We know we love to put on holiday music, and put a stockpot simmering with half an orange and cloves and rosemary on the stove to make the whole house smell like Christmas. We make countless batches of addictive spiced nuts. We know we like days with nothing on the calendar, with good easy food, and casual time spent potlucking with friends. Our favorite holiday outing is always the drive we take to check out our town’s Christmas lights; it costs us nothing but the gas.
These are all little things: they don’t take much time, or energy. They cost very little. But when we stop and think about how these little things matter—how much they add up—well, it’s clear where I want to put my energy this season.
Something I learned in the course of writing my book is that it’s not overthinking if you’re giving it—whatever “it” is—the amount of thought you want to.
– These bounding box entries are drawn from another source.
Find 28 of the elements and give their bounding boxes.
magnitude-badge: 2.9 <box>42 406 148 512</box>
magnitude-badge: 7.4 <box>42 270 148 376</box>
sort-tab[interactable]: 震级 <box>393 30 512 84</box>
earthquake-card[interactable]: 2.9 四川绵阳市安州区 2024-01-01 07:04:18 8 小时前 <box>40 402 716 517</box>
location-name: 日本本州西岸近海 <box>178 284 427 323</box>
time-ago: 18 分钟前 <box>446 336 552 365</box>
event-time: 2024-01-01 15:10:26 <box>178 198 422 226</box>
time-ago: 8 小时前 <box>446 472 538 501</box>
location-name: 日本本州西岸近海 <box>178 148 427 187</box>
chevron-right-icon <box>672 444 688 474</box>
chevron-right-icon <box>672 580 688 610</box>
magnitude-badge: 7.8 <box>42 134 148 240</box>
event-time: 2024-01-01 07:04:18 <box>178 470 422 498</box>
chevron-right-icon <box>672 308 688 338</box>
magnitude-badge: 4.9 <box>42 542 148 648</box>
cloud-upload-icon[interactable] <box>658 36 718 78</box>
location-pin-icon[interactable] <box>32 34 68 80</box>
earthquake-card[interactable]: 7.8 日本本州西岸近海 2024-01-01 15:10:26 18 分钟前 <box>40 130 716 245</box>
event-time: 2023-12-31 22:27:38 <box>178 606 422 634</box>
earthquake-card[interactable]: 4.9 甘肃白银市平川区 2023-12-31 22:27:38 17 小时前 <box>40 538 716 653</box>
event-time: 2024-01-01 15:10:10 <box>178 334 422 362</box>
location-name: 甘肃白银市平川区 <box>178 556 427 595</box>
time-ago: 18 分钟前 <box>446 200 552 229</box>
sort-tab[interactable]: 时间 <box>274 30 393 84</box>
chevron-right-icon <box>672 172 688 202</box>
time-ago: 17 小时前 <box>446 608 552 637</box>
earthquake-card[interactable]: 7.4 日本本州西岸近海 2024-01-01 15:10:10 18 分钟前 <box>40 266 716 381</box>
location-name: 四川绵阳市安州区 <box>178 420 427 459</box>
I’m taking time now to think about what I want from the months to come: more fun, less fuss. And I’m making a plan to make that possible.
I’m sure I won’t do it perfectly, and that’s fine. Unexpected things will pop up, both good and bad. But because the season I want isn’t going to happen by accident, I’m setting my intentions for it now.
I’d love to hear what you do—and what you skip—to experience more fun and less fuss during the holidays. What have you tried in the past? What are your plans for this year? Please tell us all about it in comments.